My junk mail is trying to tell me something



You know you are reaching a certain age when all your junk mail is geared towards your demise.  In the last month I have had 6 offers for life insurance.  AARP won't leave me alone and apparently won't stop until I have signed up.  Then there are the funeral packages.  Holy Cow!  Who knew there could possibly be THAT many funeral plans?

Now, I'm not trying to be fussy here, but how do they know how old I am?  Is there a data base that sales people have access to?  I have visions someone, somewhere is sitting at a computer and pushing a button for each name that pops up on the screen:  Joe Blow 1948 send the Senior Stuff (funeral, AARP, life insurance from Colonial Penn).  Sally Smith 1960, send the Younger Senior Stuff (AARP, long term health care insurance information, hormone replacement information).  Bob Burns 1970, send Middle Age Stuff (life insurance, disability insurance, hair replacement and gym membership information).  Tiffany Temperance 1980, send Adult Stuff (loan consolidation, online dating, gym membership, and on line college information for MBA).  Can't you just see this?

It would be foolish in this day and age of cyberspace to think there isn't a cornucopia of complied information about you floating around just waiting to be accessed by a sales person.  I personally think they are going about this all wrong.  I think they should mix it up a little.  Send some young adult information to a senior woman and make her day!  Hell, she'd probably buy whatever you want just because you confused her with a younger woman.  Send the senior man the information for the gym membership.  You could help him get inspired to get in better shape.

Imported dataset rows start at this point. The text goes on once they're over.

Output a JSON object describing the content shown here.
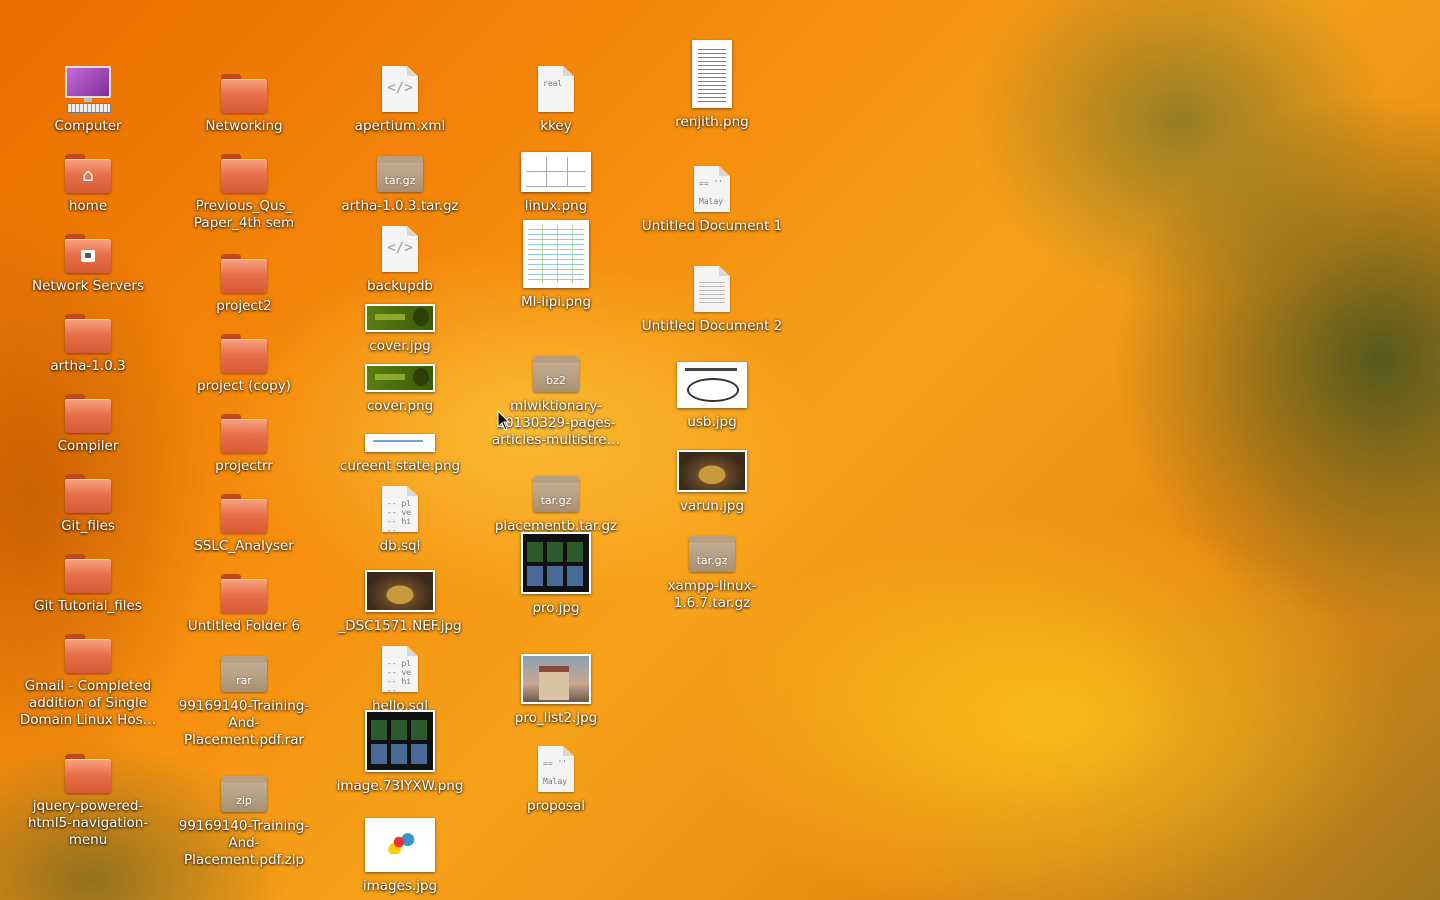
{
  "desktop": {
    "icons": [
      {
        "label": "Computer",
        "type": "computer"
      },
      {
        "label": "home",
        "type": "folder",
        "symbol": "home-icon"
      },
      {
        "label": "Network Servers",
        "type": "folder",
        "symbol": "network-icon"
      },
      {
        "label": "artha-1.0.3",
        "type": "folder"
      },
      {
        "label": "Compiler",
        "type": "folder"
      },
      {
        "label": "Git_files",
        "type": "folder"
      },
      {
        "label": "Git Tutorial_files",
        "type": "folder"
      },
      {
        "label": "Gmail - Completed addition of Single Domain Linux Hos…",
        "type": "folder"
      },
      {
        "label": "jquery-powered-html5-navigation-menu",
        "type": "folder"
      },
      {
        "label": "Networking",
        "type": "folder"
      },
      {
        "label": "Previous_Qus_ Paper_4th sem",
        "type": "folder"
      },
      {
        "label": "project2",
        "type": "folder"
      },
      {
        "label": "project (copy)",
        "type": "folder"
      },
      {
        "label": "projectrr",
        "type": "folder"
      },
      {
        "label": "SSLC_Analyser",
        "type": "folder"
      },
      {
        "label": "Untitled Folder 6",
        "type": "folder"
      },
      {
        "label": "99169140-Training-And-Placement.pdf.rar",
        "type": "archive",
        "ext": "rar"
      },
      {
        "label": "99169140-Training-And-Placement.pdf.zip",
        "type": "archive",
        "ext": "zip"
      },
      {
        "label": "apertium.xml",
        "type": "code"
      },
      {
        "label": "artha-1.0.3.tar.gz",
        "type": "archive",
        "ext": "tar.gz"
      },
      {
        "label": "backupdb",
        "type": "code"
      },
      {
        "label": "cover.jpg",
        "type": "thumb-cover"
      },
      {
        "label": "cover.png",
        "type": "thumb-cover"
      },
      {
        "label": "cureent state.png",
        "type": "thumb-state"
      },
      {
        "label": "db.sql",
        "type": "text",
        "preview": "-- pl\n-- ve\n-- hi\n--"
      },
      {
        "label": "_DSC1571.NEF.jpg",
        "type": "thumb-cake"
      },
      {
        "label": "hello.sql",
        "type": "text",
        "preview": "-- pl\n-- ve\n-- hi\n--"
      },
      {
        "label": "image.73IYXW.png",
        "type": "thumb-dark"
      },
      {
        "label": "images.jpg",
        "type": "thumb-bday"
      },
      {
        "label": "kkey",
        "type": "text",
        "preview": "real"
      },
      {
        "label": "linux.png",
        "type": "thumb-linux"
      },
      {
        "label": "Ml-lipi.png",
        "type": "thumb-table"
      },
      {
        "label": "mlwiktionary-20130329-pages-articles-multistre…",
        "type": "archive",
        "ext": "bz2"
      },
      {
        "label": "placementb.tar.gz",
        "type": "archive",
        "ext": "tar.gz"
      },
      {
        "label": "pro.jpg",
        "type": "thumb-dark"
      },
      {
        "label": "pro_list2.jpg",
        "type": "thumb-house"
      },
      {
        "label": "proposal",
        "type": "text",
        "preview": "== ''\n\nMalay"
      },
      {
        "label": "renjith.png",
        "type": "thumb-page"
      },
      {
        "label": "Untitled Document 1",
        "type": "text",
        "preview": "== ''\n\nMalay"
      },
      {
        "label": "Untitled Document 2",
        "type": "lines"
      },
      {
        "label": "usb.jpg",
        "type": "thumb-usb"
      },
      {
        "label": "varun.jpg",
        "type": "thumb-cake"
      },
      {
        "label": "xampp-linux-1.6.7.tar.gz",
        "type": "archive",
        "ext": "tar.gz"
      }
    ]
  },
  "colors": {
    "folder": "#e8704a",
    "label_text": "#ffffff"
  }
}
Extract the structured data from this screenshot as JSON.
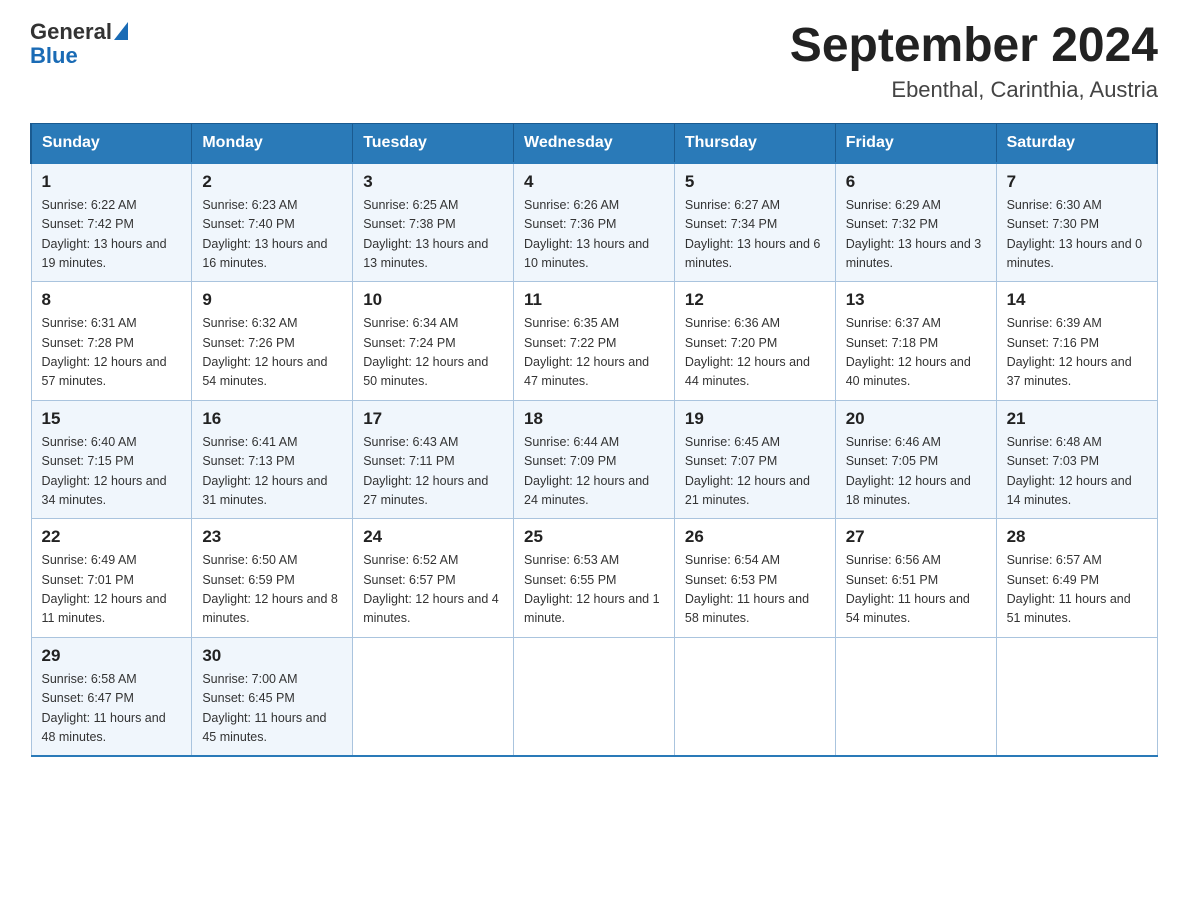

As a society, we categorize people based on age.  It's just how we are.  Once you are over 35, you are on that slope to funeral plans.  Heaven forbid someone 50 would want to go to college or learn a new language.  At 70, why wouldn't you want to do online dating (think how much driving after dark could be eliminated)?  A smart 20 year old might want information about IRA's.   I say forget about the stereo types, break the mold and damn the torpedo's!  Send everybody, everything and let them decide what age appropriate means for them.

A person's age is more than a number.  Some people are born are born old: they don't like change and never want to venture out of their comfort zone.  Some people are forever young:  they can't wait to wake up everyday and learn something new.  Most people are somewhere in the middle:  we have times when there aren't enough hours in the day to get all our adventures completed.  We also have days when it seems like an adventure to eat something new.  We are individuals and we want to be viewed that way.

Please stop sending me prepaid funeral plan information and send me Pilates information instead.  Who knows?  It may delay the need for the funeral package. I'm getting down from my soap box now, because I know, life is good.